The treatment of hypersomnia will first of all be the treatment of the disease which produces it.
For example, in obstructive sleep apnea syndrome, treatment with CPAP will improve drowsiness and the feeling of fatigue very strikingly from the first day of using the device.
Hypersomnia will only be treated by itself when we are faced with a sleeping sickness in which hypersomnia is the basic symptom, that is, especially in narcolepsy and idiopathic hypersomnia, or when despite adequate treatment of the disease, somnolence persists as an important symptom.
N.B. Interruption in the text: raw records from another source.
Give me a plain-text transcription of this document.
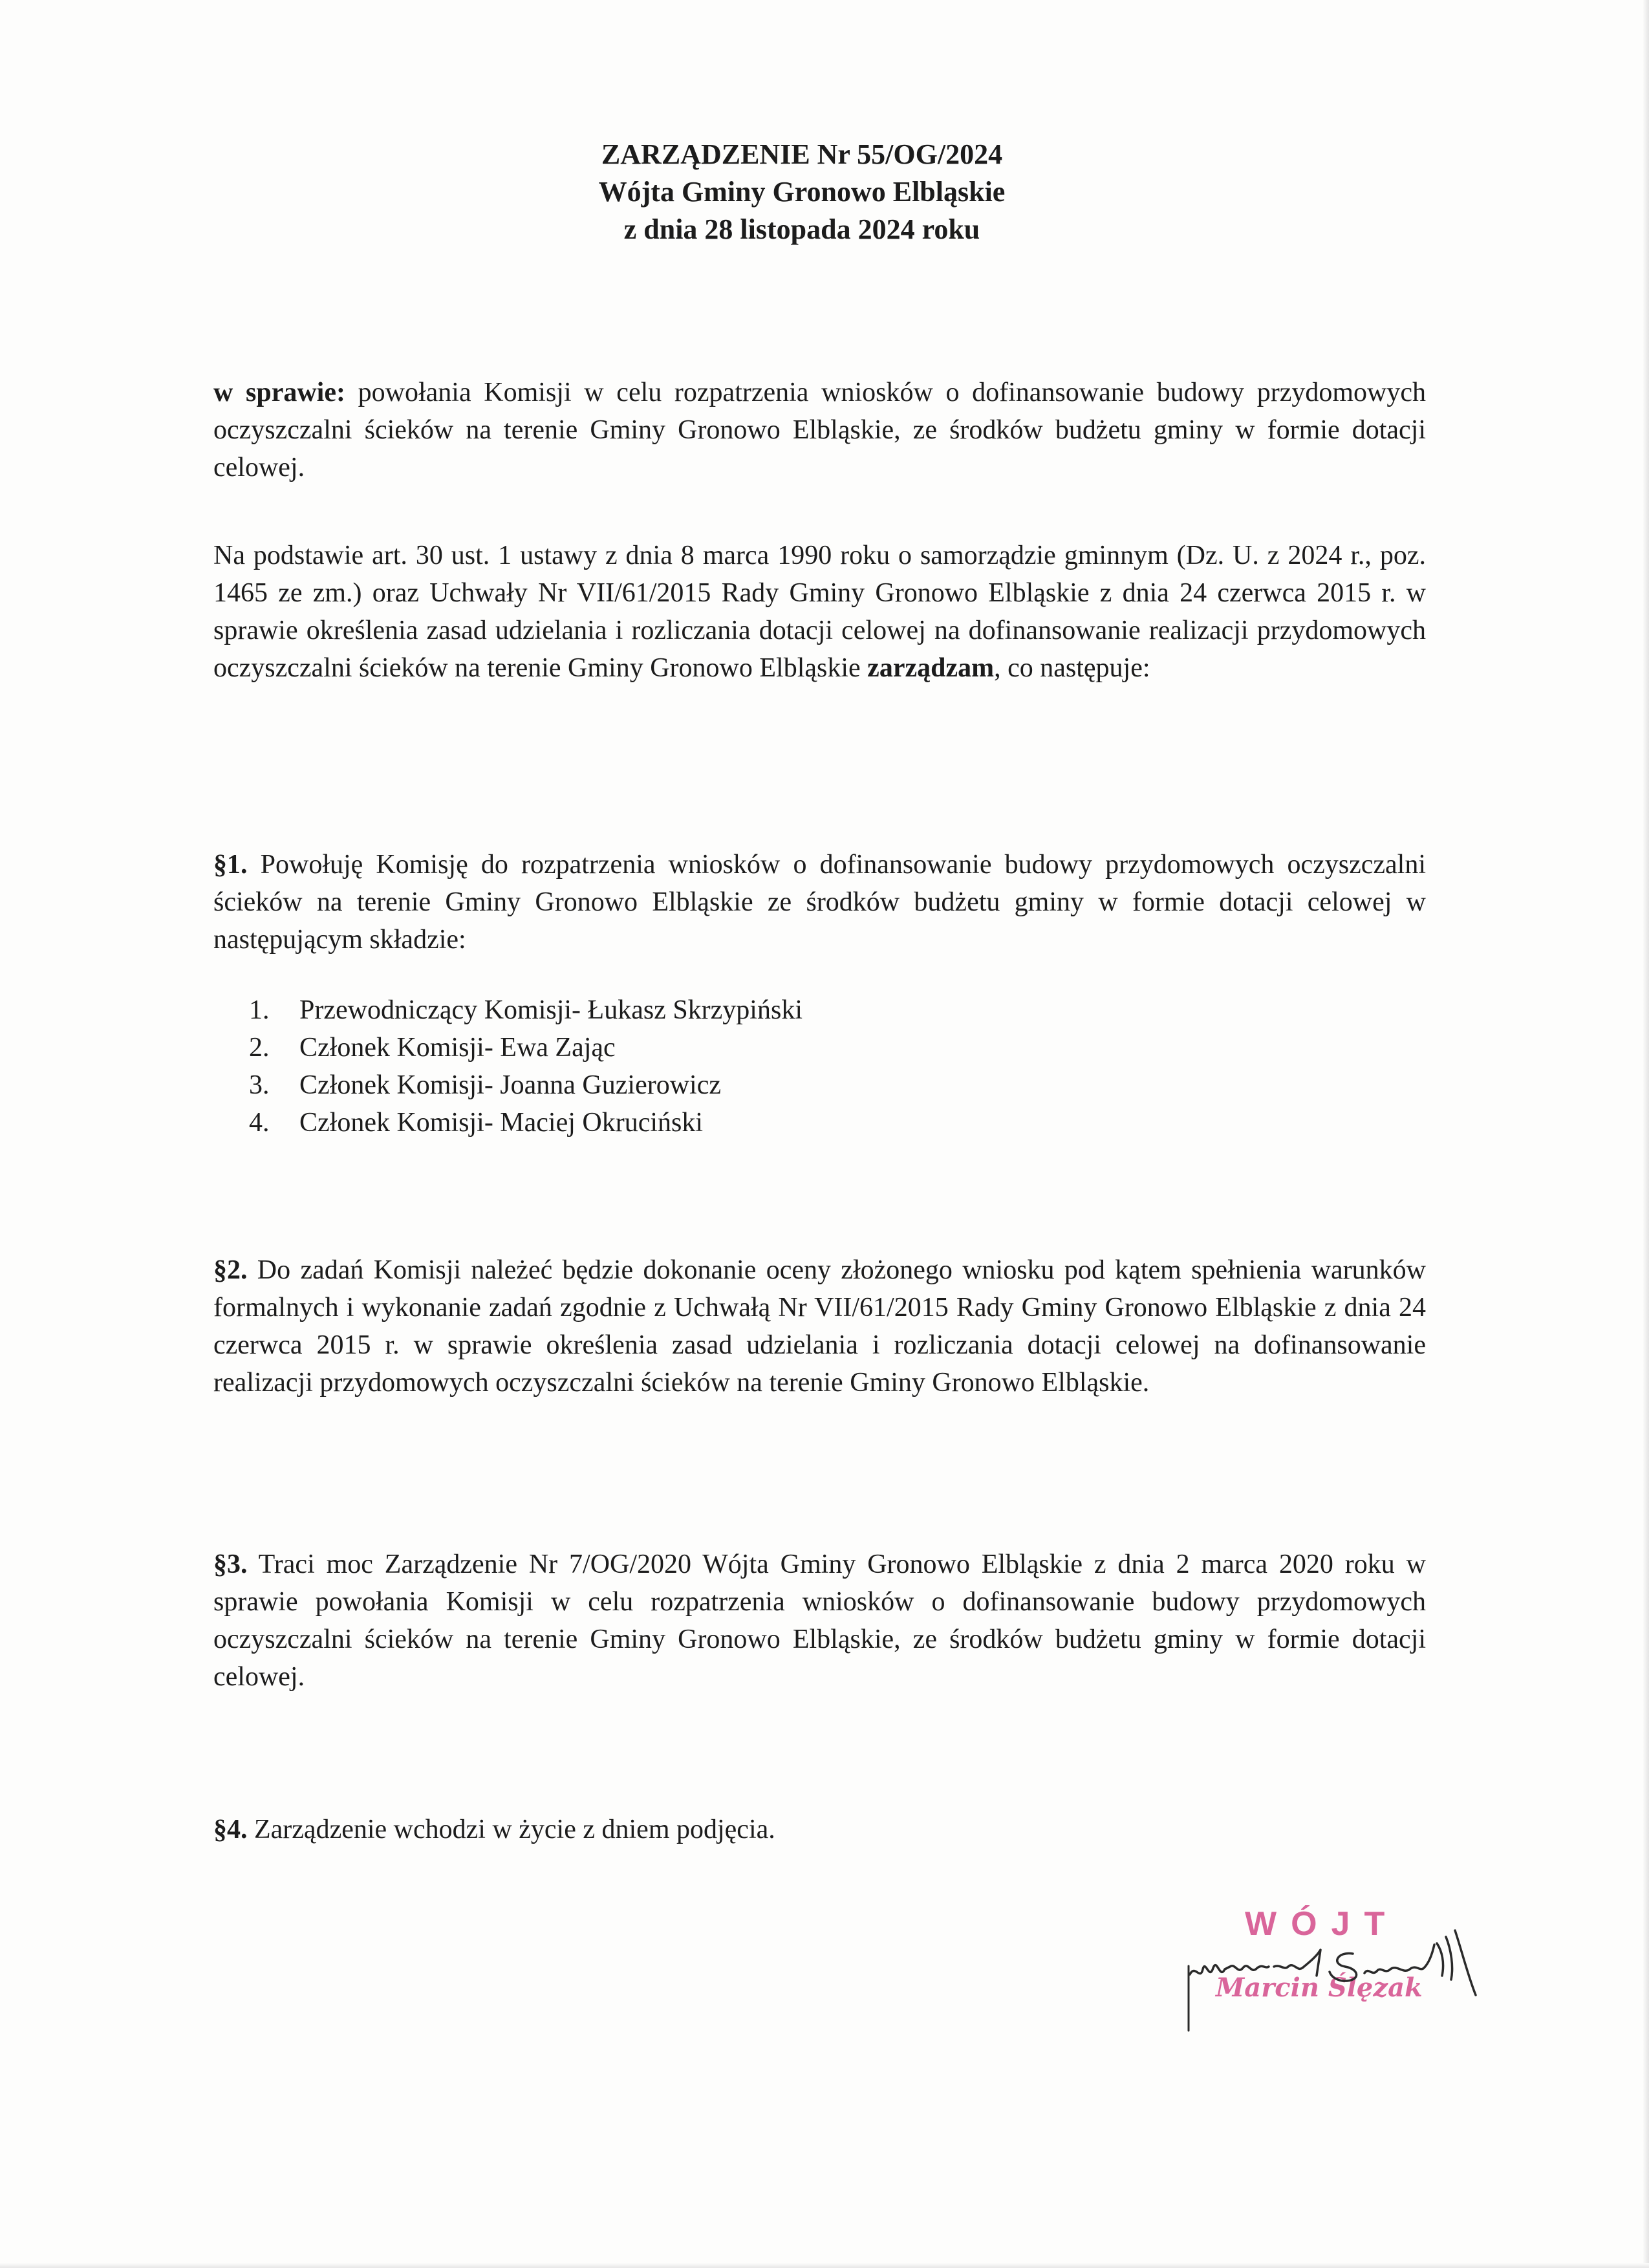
ZARZĄDZENIE Nr 55/OG/2024
Wójta Gminy Gronowo Elbląskie
z dnia 28 listopada 2024 roku
w sprawie: powołania Komisji w celu rozpatrzenia wniosków o dofinansowanie budowy przydomowych oczyszczalni ścieków na terenie Gminy Gronowo Elbląskie, ze środków budżetu gminy w formie dotacji celowej.
Na podstawie art. 30 ust. 1 ustawy z dnia 8 marca 1990 roku o samorządzie gminnym (Dz. U. z 2024 r., poz. 1465 ze zm.) oraz Uchwały Nr VII/61/2015 Rady Gminy Gronowo Elbląskie z dnia 24 czerwca 2015 r. w sprawie określenia zasad udzielania i rozliczania dotacji celowej na dofinansowanie realizacji przydomowych oczyszczalni ścieków na terenie Gminy Gronowo Elbląskie zarządzam, co następuje:
§1. Powołuję Komisję do rozpatrzenia wniosków o dofinansowanie budowy przydomowych oczyszczalni ścieków na terenie Gminy Gronowo Elbląskie ze środków budżetu gminy w formie dotacji celowej w następującym składzie:
1.	Przewodniczący Komisji- Łukasz Skrzypiński
2.	Członek Komisji- Ewa Zając
3.	Członek Komisji- Joanna Guzierowicz
4.	Członek Komisji- Maciej Okruciński
§2. Do zadań Komisji należeć będzie dokonanie oceny złożonego wniosku pod kątem spełnienia warunków formalnych i wykonanie zadań zgodnie z Uchwałą Nr VII/61/2015 Rady Gminy Gronowo Elbląskie z dnia 24 czerwca 2015 r. w sprawie określenia zasad udzielania i rozliczania dotacji celowej na dofinansowanie realizacji przydomowych oczyszczalni ścieków na terenie Gminy Gronowo Elbląskie.
§3. Traci moc Zarządzenie Nr 7/OG/2020 Wójta Gminy Gronowo Elbląskie z dnia 2 marca 2020 roku w sprawie powołania Komisji w celu rozpatrzenia wniosków o dofinansowanie budowy przydomowych oczyszczalni ścieków na terenie Gminy Gronowo Elbląskie, ze środków budżetu gminy w formie dotacji celowej.
§4. Zarządzenie wchodzi w życie z dniem podjęcia.
WÓJT
Marcin Ślęzak
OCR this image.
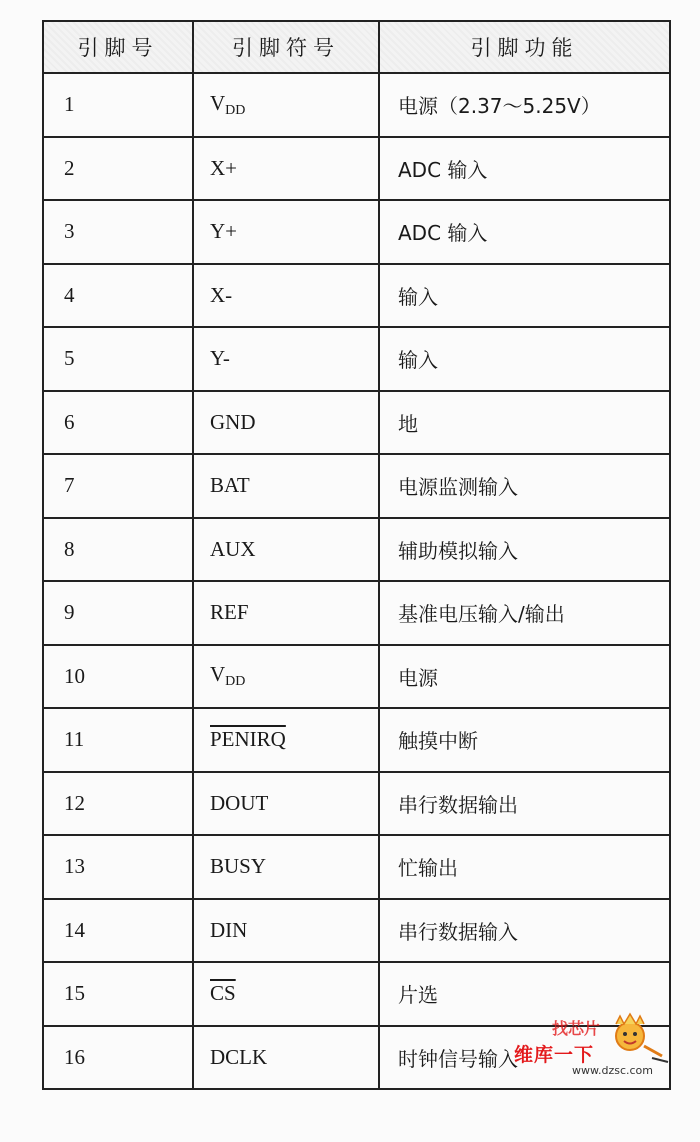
引脚号	引脚符号	引脚功能
1	$V_{DD}$	电源（2.37～5.25V）
2	X+	ADC 输入
3	Y+	ADC 输入
4	X-	输入
5	Y-	输入
6	GND	地
7	BAT	电源监测输入
8	AUX	辅助模拟输入
9	REF	基准电压输入/输出
10	$V_{DD}$	电源
11	PENIRQ	触摸中断
12	DOUT	串行数据输出
13	BUSY	忙输出
14	DIN	串行数据输入
15	$\overline{CS}$	片选
16	DCLK	时钟信号输入
找芯片
维库一下
www.dzsc.com
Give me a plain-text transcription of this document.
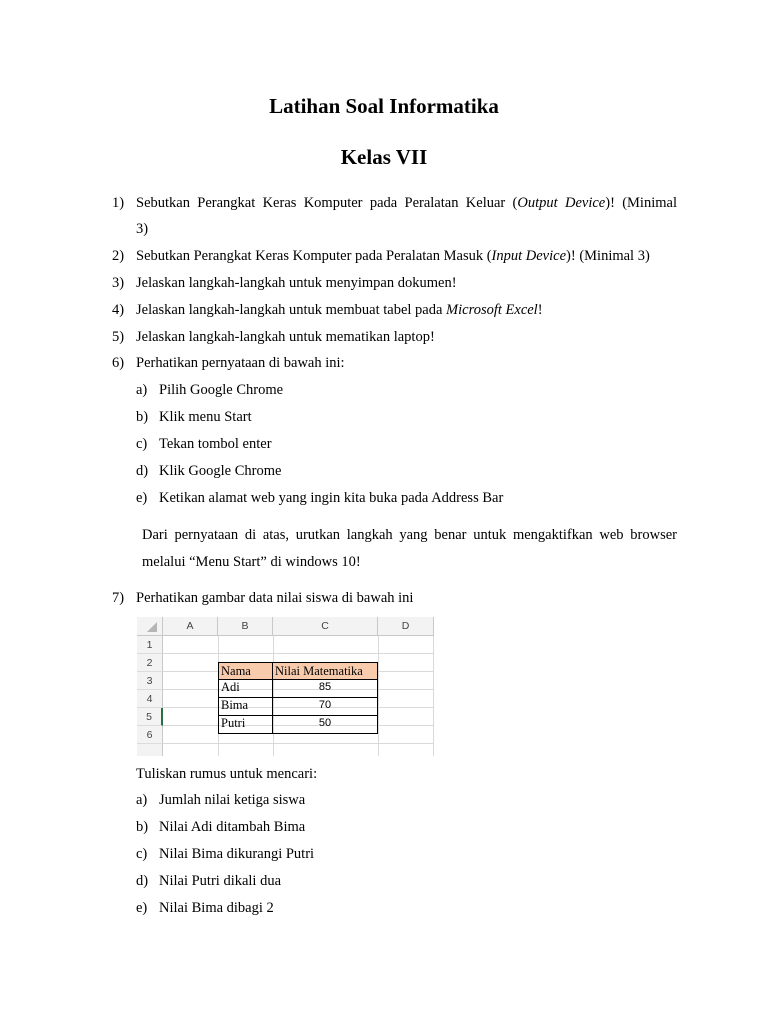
Latihan Soal Informatika
Kelas VII
1) Sebutkan Perangkat Keras Komputer pada Peralatan Keluar (Output Device)! (Minimal
3)
2) Sebutkan Perangkat Keras Komputer pada Peralatan Masuk (Input Device)! (Minimal 3)
3) Jelaskan langkah-langkah untuk menyimpan dokumen!
4) Jelaskan langkah-langkah untuk membuat tabel pada Microsoft Excel!
5) Jelaskan langkah-langkah untuk mematikan laptop!
6) Perhatikan pernyataan di bawah ini:
a) Pilih Google Chrome
b) Klik menu Start
c) Tekan tombol enter
d) Klik Google Chrome
e) Ketikan alamat web yang ingin kita buka pada Address Bar
Dari pernyataan di atas, urutkan langkah yang benar untuk mengaktifkan web browser
melalui “Menu Start” di windows 10!
7) Perhatikan gambar data nilai siswa di bawah ini
A	B	C	D
1
2
3
4
5
6
Nama	Nilai Matematika
Adi	85
Bima	70
Putri	50
Tuliskan rumus untuk mencari:
a) Jumlah nilai ketiga siswa
b) Nilai Adi ditambah Bima
c) Nilai Bima dikurangi Putri
d) Nilai Putri dikali dua
e) Nilai Bima dibagi 2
In narcolepsy and idiopathic hypersomnia, treatment for hypersomnia will depend on the severity of the symptom. If it is light, it begins with measures of timing, taking care of the night's sleep, maintaining fixed times for going to bed and getting up, and a daily nap. You can also using coffee as a stimulant. If that's not enough, mild stimulants like magnesium can be used.
In the last 4 years, a new drug has been introduced to the market aimed at treating hypersomnia both in narcoleptics and in patients with idiopathic hypersomnia which seems to have less problems than amphetamine derivatives.
Its name is Modafinil. It is a more expensive drug, and it has no effect on the other symptoms of narcolepsy (cataplexy, sleep paralysis, hallucinations.) Cataplexy, hypnogogic hallucinations, and sleep paralysis have traditionally been treated with two classes antidepressant drugs, which include tricyclic antidepressants and selective serotonin reuptake inhibitors.